GitHub - thongonary/cuda-frequentist: CUDA implementation for frequentist simple hypothesis testing

GPU-Accelerated Toy Monte-Carlo Generator for Frequentist Simple Hypothesis Testing

Author: Thong Q. Nguyen

1. Introduction

This package parallelizes the Monte Carlo simulation of the test statistics used in frequentist hypothesis testing for binned histograms using CUDA. Two algorithms are implemented: Simple hypothesis test using Neyman-Pearson lemma and Improved chisquare goodness-of-fit test using saturated model from observed data. An example from resources directory provides the bin contents of the following histogram:

The background Monte Carlo is generated from an exponential distribution $10^3 \exp{\frac{-x}{100}}$. The signal template is generated from a Gaussian distribution $40 \exp{\left(-\frac{(x-120)^2}{50}\right)}$. The (fake) observed data is obtained from the sum of signal and background templates with Gaussian noise of mean 0 and standard deviation proportional to square root of the bin count.

The hypothesis test answers the following question: Is the observed data compatible with the null hypothesis $H_0$ (background only) or the alternative hypothesis $H_1$ (signal+background). The Neyman-Pearson lemma states that the most powerful test statistics is the log likelihood ratio of the two hypotheses given the observed data:

$$q_0 = 2 \log{\frac{\mathcal{L}(x, H_1)}{\mathcal{L}(x, H_0)}}.$$

In binned histograms, $\mathcal{L}(x, \theta)$ is the Poisson likelihood of the rate parameter $\theta$ given the observed data $x$. The test statistics for a binned histogram with Neyman-Pearson lemma thus becomes:

$$ q_0 = 2 \sum_i \log{\frac{f(x_i, \theta_i^1)}{f(x_i, \theta_i^0)}},$$

where

$$f(x_i, \theta_i) = \frac{\theta_i^{x_i}e^{-\theta_i}}{x_i!}$$

is the Poisson likelihood and $i$ is the index of each bin.

The goodness-of-fit test, on the other hand, only evalutes the compatibility of the observed data with the null hypothesis. Steve Baker and Bob Cousins (Nucl. Instrum.

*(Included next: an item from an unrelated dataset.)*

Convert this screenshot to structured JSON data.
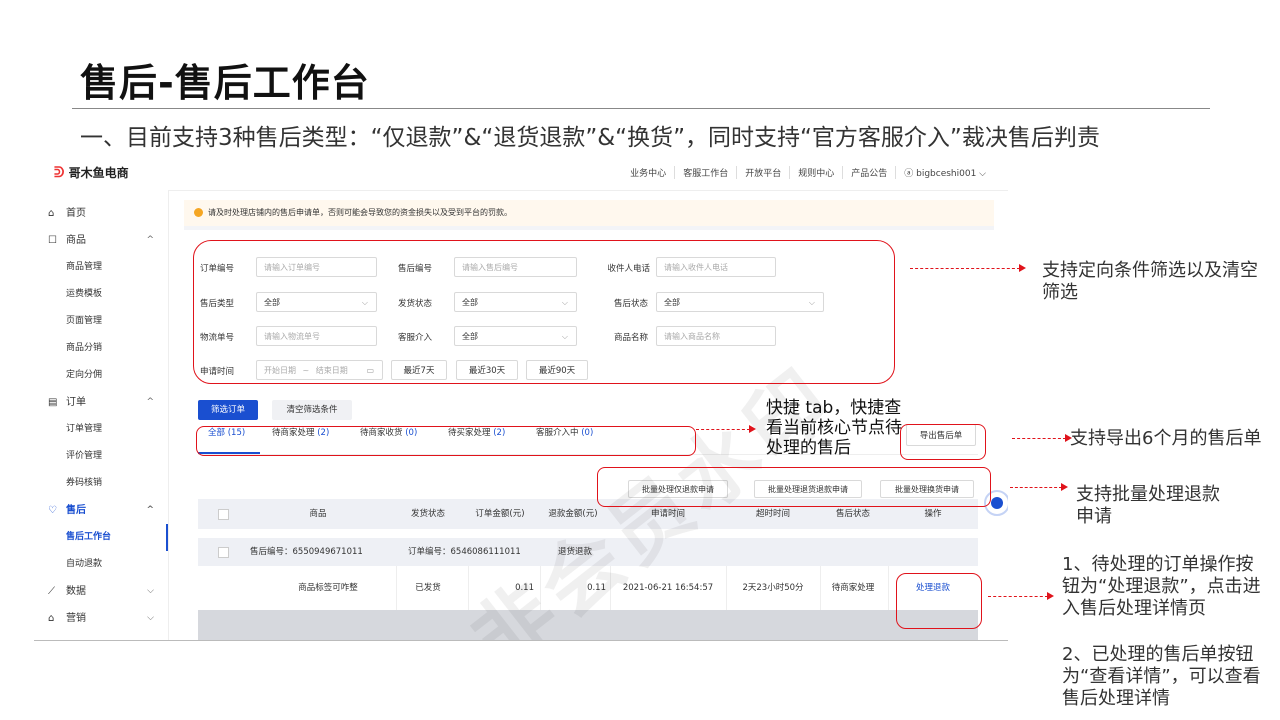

Meth., 1984) derived the following test statistics using saturated models for Poisson binned histograms:

$$ q_0 = -2 \sum_i \left( \theta_i - x_i + \log {\frac{x_i}{\theta_i}} \right),$$

where the saturated model of the data is taken as the alternative hypothesis. This test statistics can be interpreted as the upper bound for the family of alternative hypothesis distributions.

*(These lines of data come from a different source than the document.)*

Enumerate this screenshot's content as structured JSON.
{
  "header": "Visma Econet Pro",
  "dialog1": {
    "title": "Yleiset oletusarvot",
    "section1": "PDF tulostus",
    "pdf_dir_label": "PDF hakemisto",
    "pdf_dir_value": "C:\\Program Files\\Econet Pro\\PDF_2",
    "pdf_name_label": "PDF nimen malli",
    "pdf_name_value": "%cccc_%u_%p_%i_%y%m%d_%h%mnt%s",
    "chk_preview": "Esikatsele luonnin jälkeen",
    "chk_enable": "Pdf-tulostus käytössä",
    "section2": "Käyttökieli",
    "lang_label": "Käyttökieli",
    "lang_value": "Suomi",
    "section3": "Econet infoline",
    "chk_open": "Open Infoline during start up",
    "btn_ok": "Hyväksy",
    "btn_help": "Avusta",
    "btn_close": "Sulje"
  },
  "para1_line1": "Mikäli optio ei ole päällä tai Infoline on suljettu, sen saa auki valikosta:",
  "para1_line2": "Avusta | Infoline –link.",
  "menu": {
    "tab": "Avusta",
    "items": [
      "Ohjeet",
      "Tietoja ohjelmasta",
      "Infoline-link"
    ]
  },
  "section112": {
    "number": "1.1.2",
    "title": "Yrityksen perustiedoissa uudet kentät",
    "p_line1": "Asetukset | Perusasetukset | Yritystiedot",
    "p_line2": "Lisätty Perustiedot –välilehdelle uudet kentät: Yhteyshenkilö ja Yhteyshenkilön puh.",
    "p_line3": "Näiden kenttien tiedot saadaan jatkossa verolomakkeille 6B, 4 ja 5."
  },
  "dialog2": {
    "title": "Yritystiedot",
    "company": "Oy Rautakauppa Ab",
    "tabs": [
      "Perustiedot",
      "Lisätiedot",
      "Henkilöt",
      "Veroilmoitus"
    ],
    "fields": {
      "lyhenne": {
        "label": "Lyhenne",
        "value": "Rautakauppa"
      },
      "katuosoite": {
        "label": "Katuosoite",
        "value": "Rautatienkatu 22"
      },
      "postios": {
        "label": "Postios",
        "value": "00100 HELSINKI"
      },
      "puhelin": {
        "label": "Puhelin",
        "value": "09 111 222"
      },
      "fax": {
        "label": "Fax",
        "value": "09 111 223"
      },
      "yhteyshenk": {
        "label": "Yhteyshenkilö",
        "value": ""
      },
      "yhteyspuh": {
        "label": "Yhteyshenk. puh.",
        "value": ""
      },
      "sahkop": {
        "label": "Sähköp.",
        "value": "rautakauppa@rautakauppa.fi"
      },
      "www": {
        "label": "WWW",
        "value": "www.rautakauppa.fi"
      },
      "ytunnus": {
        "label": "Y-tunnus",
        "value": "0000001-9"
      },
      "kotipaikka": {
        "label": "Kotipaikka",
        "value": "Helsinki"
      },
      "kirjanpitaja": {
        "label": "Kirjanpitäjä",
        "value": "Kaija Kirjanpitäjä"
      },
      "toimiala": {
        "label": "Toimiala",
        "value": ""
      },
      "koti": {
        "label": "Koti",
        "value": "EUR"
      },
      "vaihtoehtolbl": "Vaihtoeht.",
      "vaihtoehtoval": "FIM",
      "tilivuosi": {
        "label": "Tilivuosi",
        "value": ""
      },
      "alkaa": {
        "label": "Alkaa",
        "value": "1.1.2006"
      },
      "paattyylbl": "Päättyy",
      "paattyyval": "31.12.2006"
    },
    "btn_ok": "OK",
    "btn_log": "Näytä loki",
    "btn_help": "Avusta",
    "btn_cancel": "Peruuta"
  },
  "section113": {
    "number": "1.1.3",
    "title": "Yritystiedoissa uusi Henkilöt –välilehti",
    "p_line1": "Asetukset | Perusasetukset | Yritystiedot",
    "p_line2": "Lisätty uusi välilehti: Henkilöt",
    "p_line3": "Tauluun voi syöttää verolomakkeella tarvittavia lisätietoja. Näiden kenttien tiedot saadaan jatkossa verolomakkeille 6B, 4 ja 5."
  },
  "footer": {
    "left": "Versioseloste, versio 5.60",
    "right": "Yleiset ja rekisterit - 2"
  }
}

In frequentist method, a distribution of the test statistics $f(q)$ is generated numerically from Monte Carlo algorithm. Each toy data is generated randomly from a Poisson distribution of each bin in the null hypothesis, then evaluated against either the Neyman-Pearson log likehood ratio or the Goodness-of-fit formula to obtain the test statistics $q_0.$ The observed data test statistics $q_{\textrm{obs}}$ is obtained similarly from the provided input. The p-value is then computed as:

$$ \textrm{p-value} = \int_{q_{\textrm{obs}}}^\infty f(q) dq.$$

Generating the test statistics distribution is a computationally expensive task, especially in traditional scientific fields like particle physics, where a discovery requires a $5\sigma$ deviation from the mean of test statistics distribution, corresponding to a p-value less than $3 \times 10^{-7}$. This package parallelizes the Monte Carlo generation step on GPU and when running on an NVIDIA GeForce TITAN X against an Intel core 3.0 GHz, provides a speedup of over 400 times.

2. Algorithm Overview

On CPU:

Compute the observed test statistics $q_{\textrm{obs}}$
Loop through the number of toys needed to be generated
For each loop, generated toy dataset following Poisson distributions with respect to the background templates $H_0$. Compute the test statistics $q_0$ using either Neyman-Pearson or goodness-of-fit test statistics formula.
If $q_0 > q_{\textrm{obs}}$, increase the global counter.
Obtain the pvalue by dividing the global counter by the number of toys.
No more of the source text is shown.